Amber glanced around, suddenly shy to find herself alone in a bedroom with him. Comfortable was an understatement for such a lavish room and she was grateful he’d given her somewhere so lovely to sleep, with its heavy velvet drapes and enormous four-poster bed. She looked up into his face, knowing she ought to be asking intelligent questions about the forthcoming party but it was difficult when all she could think about was the curve of his lips and the shadowed roughness of his jaw.
‘What time do you need me?’ she said, her words sounding jerky as she moistened the roof of her mouth with her tongue.
‘Come downstairs at around seven and I’ll show you the painting. The Prince is arriving at eight-fifteen and his timetable is worked out to the nearest second.

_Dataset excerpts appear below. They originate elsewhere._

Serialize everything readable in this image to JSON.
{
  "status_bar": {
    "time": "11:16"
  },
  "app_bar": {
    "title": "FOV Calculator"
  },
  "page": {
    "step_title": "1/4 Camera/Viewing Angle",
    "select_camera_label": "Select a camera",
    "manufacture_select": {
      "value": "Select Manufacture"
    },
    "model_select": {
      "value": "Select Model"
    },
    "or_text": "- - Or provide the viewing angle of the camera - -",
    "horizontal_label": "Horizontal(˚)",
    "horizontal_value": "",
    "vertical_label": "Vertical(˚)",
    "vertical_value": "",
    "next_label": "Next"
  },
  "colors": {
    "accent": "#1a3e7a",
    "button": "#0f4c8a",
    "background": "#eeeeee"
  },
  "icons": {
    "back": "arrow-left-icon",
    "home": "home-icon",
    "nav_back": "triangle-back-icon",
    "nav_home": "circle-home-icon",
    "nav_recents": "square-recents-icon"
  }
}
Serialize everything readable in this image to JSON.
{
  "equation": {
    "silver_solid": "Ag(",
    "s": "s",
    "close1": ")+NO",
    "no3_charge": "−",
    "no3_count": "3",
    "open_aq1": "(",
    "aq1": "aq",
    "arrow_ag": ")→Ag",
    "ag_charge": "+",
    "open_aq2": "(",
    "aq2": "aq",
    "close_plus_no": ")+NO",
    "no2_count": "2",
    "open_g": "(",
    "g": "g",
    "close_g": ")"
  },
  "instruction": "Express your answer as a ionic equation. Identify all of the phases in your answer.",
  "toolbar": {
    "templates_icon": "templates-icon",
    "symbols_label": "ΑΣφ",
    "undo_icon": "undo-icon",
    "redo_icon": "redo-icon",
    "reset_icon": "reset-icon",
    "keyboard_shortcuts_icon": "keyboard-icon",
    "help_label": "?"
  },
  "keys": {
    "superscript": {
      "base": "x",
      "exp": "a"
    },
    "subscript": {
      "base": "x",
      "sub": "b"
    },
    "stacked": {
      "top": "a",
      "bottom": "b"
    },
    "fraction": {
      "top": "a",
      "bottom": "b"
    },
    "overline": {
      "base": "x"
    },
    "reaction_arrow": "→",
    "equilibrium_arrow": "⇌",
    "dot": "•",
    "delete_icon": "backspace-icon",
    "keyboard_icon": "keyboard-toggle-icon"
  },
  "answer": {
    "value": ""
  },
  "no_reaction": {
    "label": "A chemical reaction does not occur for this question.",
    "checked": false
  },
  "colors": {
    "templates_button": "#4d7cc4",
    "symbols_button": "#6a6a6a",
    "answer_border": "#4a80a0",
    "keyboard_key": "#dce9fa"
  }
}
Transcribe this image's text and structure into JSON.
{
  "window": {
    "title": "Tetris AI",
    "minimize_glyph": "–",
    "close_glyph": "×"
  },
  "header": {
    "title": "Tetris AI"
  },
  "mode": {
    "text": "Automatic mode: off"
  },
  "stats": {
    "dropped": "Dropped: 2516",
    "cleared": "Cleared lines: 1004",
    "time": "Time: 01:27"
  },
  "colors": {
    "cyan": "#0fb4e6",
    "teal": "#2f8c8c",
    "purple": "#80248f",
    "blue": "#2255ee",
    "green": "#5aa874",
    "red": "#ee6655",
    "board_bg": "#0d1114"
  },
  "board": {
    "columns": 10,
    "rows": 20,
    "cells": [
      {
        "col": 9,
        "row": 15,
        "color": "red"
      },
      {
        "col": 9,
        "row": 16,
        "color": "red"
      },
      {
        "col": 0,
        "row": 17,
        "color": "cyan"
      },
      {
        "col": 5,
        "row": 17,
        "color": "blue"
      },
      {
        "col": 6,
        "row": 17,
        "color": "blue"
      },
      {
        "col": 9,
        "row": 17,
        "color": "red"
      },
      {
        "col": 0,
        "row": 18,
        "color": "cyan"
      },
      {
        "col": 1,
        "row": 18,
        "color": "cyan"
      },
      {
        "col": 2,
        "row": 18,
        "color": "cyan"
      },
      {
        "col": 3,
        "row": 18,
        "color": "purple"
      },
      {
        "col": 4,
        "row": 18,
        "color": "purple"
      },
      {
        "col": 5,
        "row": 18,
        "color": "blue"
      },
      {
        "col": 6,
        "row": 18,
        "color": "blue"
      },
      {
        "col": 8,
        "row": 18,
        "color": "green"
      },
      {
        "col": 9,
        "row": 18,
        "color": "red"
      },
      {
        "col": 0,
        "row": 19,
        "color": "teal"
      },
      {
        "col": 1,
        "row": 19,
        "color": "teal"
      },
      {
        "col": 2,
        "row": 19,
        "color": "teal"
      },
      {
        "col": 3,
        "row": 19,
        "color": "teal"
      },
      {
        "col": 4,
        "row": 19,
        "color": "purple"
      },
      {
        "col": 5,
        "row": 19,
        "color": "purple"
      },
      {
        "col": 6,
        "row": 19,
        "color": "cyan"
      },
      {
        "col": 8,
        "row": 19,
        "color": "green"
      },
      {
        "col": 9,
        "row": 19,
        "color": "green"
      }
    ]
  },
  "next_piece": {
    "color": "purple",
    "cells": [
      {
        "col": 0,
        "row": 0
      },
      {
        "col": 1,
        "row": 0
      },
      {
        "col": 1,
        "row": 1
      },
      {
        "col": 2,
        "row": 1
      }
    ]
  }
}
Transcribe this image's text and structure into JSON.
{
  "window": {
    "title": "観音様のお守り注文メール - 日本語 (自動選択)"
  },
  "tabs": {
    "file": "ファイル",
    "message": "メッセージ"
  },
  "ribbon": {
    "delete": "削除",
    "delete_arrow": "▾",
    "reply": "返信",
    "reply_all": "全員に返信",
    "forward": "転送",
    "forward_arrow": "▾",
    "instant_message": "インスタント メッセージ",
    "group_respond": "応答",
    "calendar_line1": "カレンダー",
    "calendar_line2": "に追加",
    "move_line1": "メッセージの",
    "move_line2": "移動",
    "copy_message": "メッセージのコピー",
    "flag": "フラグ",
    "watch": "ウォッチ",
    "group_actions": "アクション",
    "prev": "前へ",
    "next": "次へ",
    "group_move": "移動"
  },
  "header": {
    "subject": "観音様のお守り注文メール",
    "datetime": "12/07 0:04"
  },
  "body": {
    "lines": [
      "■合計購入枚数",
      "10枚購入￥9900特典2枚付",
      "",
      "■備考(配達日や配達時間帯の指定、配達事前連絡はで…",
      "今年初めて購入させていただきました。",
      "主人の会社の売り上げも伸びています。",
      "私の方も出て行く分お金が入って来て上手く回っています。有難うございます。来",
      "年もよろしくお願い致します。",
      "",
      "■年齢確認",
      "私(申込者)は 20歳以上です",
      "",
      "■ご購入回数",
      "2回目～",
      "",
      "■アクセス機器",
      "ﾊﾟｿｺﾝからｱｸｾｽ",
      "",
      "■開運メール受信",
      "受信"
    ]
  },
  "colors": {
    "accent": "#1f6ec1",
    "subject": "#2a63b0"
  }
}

I’d better warn you that lateness won’t be tolerated when you’re dealing with royals.’
‘I won’t be late, Conall.’ Amber took off his jacket and handed it to him, feeling chilled as the leather left her skin and missing the subtle scent which was all his. ‘And thanks for lending me this.’
But he didn’t take the jacket from her. He just stood there as if someone had turned him to stone. His brilliant eyes gleamed from between the dark lashes and his golden skin suddenly seemed taut over his cheekbones. ‘You know, you’re really going to have to stop doing this, Amber,’ he said softly. ‘I’ve given you several chances but my patience is wearing thin and, in the end, I’m only made out of flesh and blood—the same as any other man.’
‘What are you talking about?’
‘Oh, come on.’ His voice was edged with a note of irritation. ‘There are many parts you play exceedingly well, but innocence isn’t one of them. Much more of those big green eyes gazing at me like that and licking at your lips like a cat which has just seen a mouse—and I’ll be forced to kiss you, whether I want to or not.’
Amber looked at him, genuinely confused. ‘Why would you even consider kissing me if you didn’t want to?’
He laughed, but his laugh contained something dark and unknown and Amber felt as if she were a non-swimmer paddling on the edge of the shore, not noticing the powerful tug of the undercurrent edging towards her.
‘Because you’re not my kind of woman and because I am, in effect, your employer.’ His voice dipped to a silken whisper. ‘But that doesn’t mean I don’t want to.’
His unmistakable passion mixed with the complexity of her own feelings filled Amber with a sudden sense of power and she tilted her chin to look at him defiantly. ‘Well, if you really want to kiss me that badly, why don’t you just go ahead and do it?’